La señorita, y con este nombre se refiere el portero a la mujer casada con uno de los dueños del inmueble, don Mario Daza, es Teresa de Madrazo, dice; hija de Luisa de Madrazo, que es a su vez hija del pintor Federico de Madrazo y esposa del hermano de este, el arquitecto Luis de Madrazo (tío, pues, de la propia Luisa, siendo al mismo tiempo, respecto de su padre, hija y sobrina nieta).

El portero desgrana esos parentescos en unos segundos, con la facundia del novelista que lleva años enredado en los pormenores de una saga.

Al rato llegó, en efecto, un hombre joven, de unos veinticinco años, como había anunciado Demetrio, el que rumia pensares.

Muestra al general unos papeles timbrados de la Junta de Incautación del Tesoro Artístico. Parece un profesor, con sus gafitas de concha y una camisa no demasiado limpia. Lleva un jersey de pico y una corbata tan estilizada como el bigotito que le dibuja el bozo. Se da un aire a galán de cine mudo. Ese aspecto intelectual lo disimula a duras penas con un tabardo de cuero negro, forrado con la piel de un borrego de rizos blancos e hirsutos, que le viene grande.

—Joven —le dice el general—, confío en que todos estos cuadros y muebles se conserven y preserven de las eventualidades de la guerra de la forma más adecuada, y creo que la forma más adecuada, y puesto que se trata un legado tan uniforme, será mantenerlo unido.

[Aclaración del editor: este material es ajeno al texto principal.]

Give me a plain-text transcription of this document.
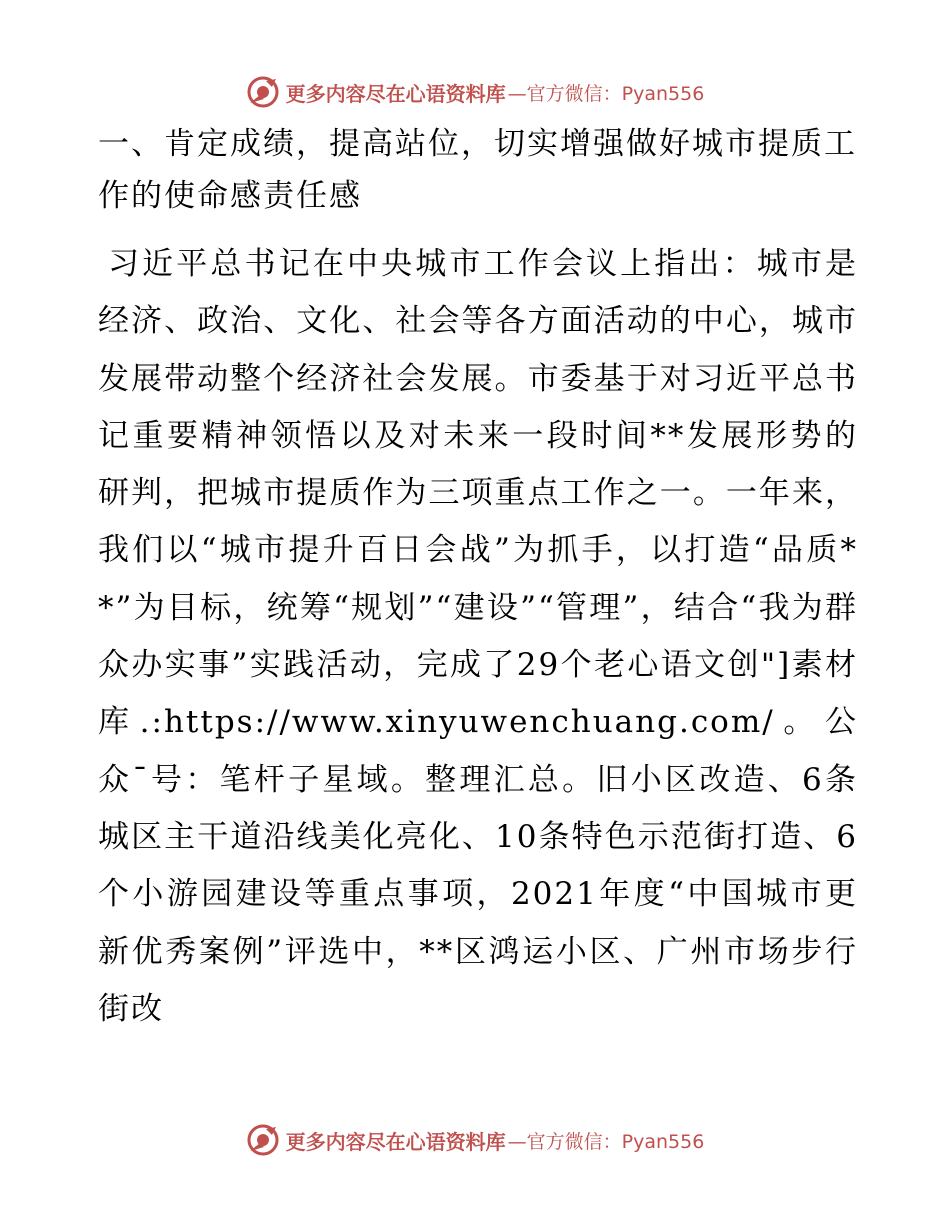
更多内容尽在心语资料库 —官方微信：Pyan556
一、肯定成绩，提高站位，切实增强做好城市提质工作的使命感责任感

习近平总书记在中央城市工作会议上指出：城市是经济、政治、文化、社会等各方面活动的中心，城市发展带动整个经济社会发展。市委基于对习近平总书记重要精神领悟以及对未来一段时间**发展形势的研判，把城市提质作为三项重点工作之一。一年来，我们以“城市提升百日会战”为抓手，以打造“品质**”为目标，统筹“规划”“建设”“管理”，结合“我为群众办实事”实践活动，完成了29个老心语文创"]素材库.:https://www.xinyuwenchuang.com/。公众¯号：笔杆子星域。整理汇总。旧小区改造、6条城区主干道沿线美化亮化、10条特色示范街打造、6个小游园建设等重点事项，2021年度“中国城市更新优秀案例”评选中，**区鸿运小区、广州市场步行街改

更多内容尽在心语资料库 —官方微信：Pyan556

El joven no oye del general nada que la Junta de Incautación del Tesoro Artístico no hubiera decidido ya para casos parecidos, pero evita, por educación y respeto a esa figura señera, decirle que tal recomendación es innecesaria y sale sobrando, y su actitud ni siquiera trasluce el hecho crucial de si ha sido llamado inopinadamente por el señor Demetrio o sólo después de que se confirmara la presencia del señor Miaja. Su mirada ha aprendido a no delatar estados de ánimo o modos de pensar y sentir, y espera unos segundos para hablar. Al contrario, promete hacer como el general le acaba de sugerir, lo cual deja muy satisfecho a Miaja, quien a continuación, como si ya hubiera perdido demasiado tiempo en un asunto ajeno a los grandes aprietos de la Patria, mira su reloj y escapa de allí precipitadamente, buscando a su ayudante el oficial, que le sigue a dos pasos.

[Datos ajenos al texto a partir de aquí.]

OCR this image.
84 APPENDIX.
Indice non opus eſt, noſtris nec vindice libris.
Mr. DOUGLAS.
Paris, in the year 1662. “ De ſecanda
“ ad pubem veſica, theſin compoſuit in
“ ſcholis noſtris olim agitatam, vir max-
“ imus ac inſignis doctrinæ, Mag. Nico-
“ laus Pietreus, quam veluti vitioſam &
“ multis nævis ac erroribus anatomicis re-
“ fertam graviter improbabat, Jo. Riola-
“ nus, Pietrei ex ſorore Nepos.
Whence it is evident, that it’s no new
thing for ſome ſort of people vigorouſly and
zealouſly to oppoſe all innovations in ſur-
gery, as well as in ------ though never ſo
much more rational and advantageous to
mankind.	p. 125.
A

La marcha de Miaja desanimó a la mayor parte de los curiosos, que acabaron dispersándose. En cuanto a los milicianos, aún tardaron dos horas en cargar en el camión la requisa. El joven profesor iba consignando en una cuartilla cada uno de los objetos, como si hiciera el inventario del futuro paraíso. Cuando no quedó nada más que cargar, se despidieron del portero, a quien hicieron responsable de la guarda de lo que aún quedaba en el piso, y se marcharon.